Hi everyone,
I am using STAR
to map trimmed pair-end reads of D. melanogaster to its reference genome downloaded from NCBI. Also gff annotations file was downloaded there.
From log.final.out
file 99.9% of reads were unmapped classified as "too short".
I attach command lines used to index and map.
STAR --runThreadN 4 --runMode genomeGenerate \
--genomeDir dmel_genome/index \
--genomeFastaFiles dmel_genome/dmel_chr2L.fasta \
dmel_genome/dmel_chr2R.fasta \
dmel_genome/dmel_chr3L.fasta \
dmel_genome/dmel_chr3R.fasta \
dmel_genome/dmel_chr4.fasta \
dmel_genome/dmel_chrX.fasta \
dmel_genome/dmel_chrY.fasta \
dmel_genome/dmel_chrMT.fasta \
--sjdbGTFfile dmel_genome/dmel_anno.gff \
--sjdbGTFtagExonParentTranscript Parent \
--sjdbOverhang 99
STAR --runThreadN 4 --genomeDir dmel_genome/index/ \
--readFilesIn trimmed_reads/Dmel_paired_trimmo_A_R1.fq \
trimmed_reads/Dmel_paired_trimmo_A_R2.fq \
--outFileNamePrefix results/STAR/dmel_ \
--outSAMtype BAM Unsorted \
--outSAMunmapped Within \
--outSAMattributes Standard
I found a possible error in --sjdbOverhang 99
which has to be 142 and not 99 since the max length is 143, but could this error be the one that cause these high number of unmapped reads?
Should I map the paired ends individually to avoid this problem?
Maybe the sequencing is not from Drosophila melanogaster?

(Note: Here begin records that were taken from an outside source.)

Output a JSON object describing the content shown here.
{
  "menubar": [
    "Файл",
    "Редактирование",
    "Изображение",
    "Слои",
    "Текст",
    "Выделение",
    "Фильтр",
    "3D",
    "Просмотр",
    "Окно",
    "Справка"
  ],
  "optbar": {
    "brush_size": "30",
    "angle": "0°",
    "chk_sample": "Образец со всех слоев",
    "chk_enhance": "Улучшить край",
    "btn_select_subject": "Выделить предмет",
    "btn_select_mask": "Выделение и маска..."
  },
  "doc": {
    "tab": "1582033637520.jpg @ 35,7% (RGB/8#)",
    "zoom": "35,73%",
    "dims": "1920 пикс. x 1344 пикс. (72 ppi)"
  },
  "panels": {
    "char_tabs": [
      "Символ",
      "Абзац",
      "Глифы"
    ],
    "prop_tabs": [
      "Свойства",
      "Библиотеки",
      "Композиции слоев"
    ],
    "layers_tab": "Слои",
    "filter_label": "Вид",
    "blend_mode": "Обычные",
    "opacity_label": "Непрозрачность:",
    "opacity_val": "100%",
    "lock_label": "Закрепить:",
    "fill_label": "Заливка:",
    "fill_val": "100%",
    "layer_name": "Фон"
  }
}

You can check a few reads with blast to check if you really have D. melanogaster reads, or you can quickly check the sequencing run with BBTools SendSketch.

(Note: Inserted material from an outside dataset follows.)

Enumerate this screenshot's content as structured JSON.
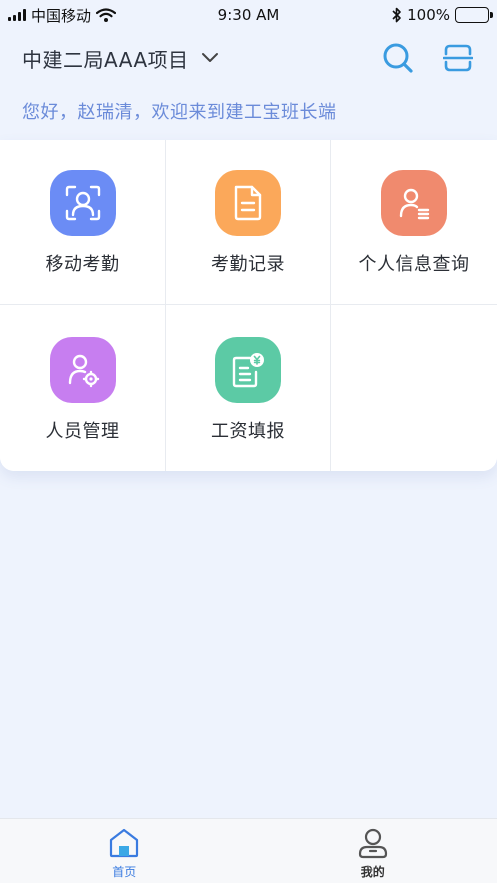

Good point, could be contamination. You can paste 100 reads into the NCBI blast or a local blast to get a quick impression too.
what is the length distribution of your reads after trimming. IMO, the max length is irrelevant when the problem is 99.9% of reads were unmapped classified as "too short"
1/3 of the reads length is 143. The lengths range from 50 to 143.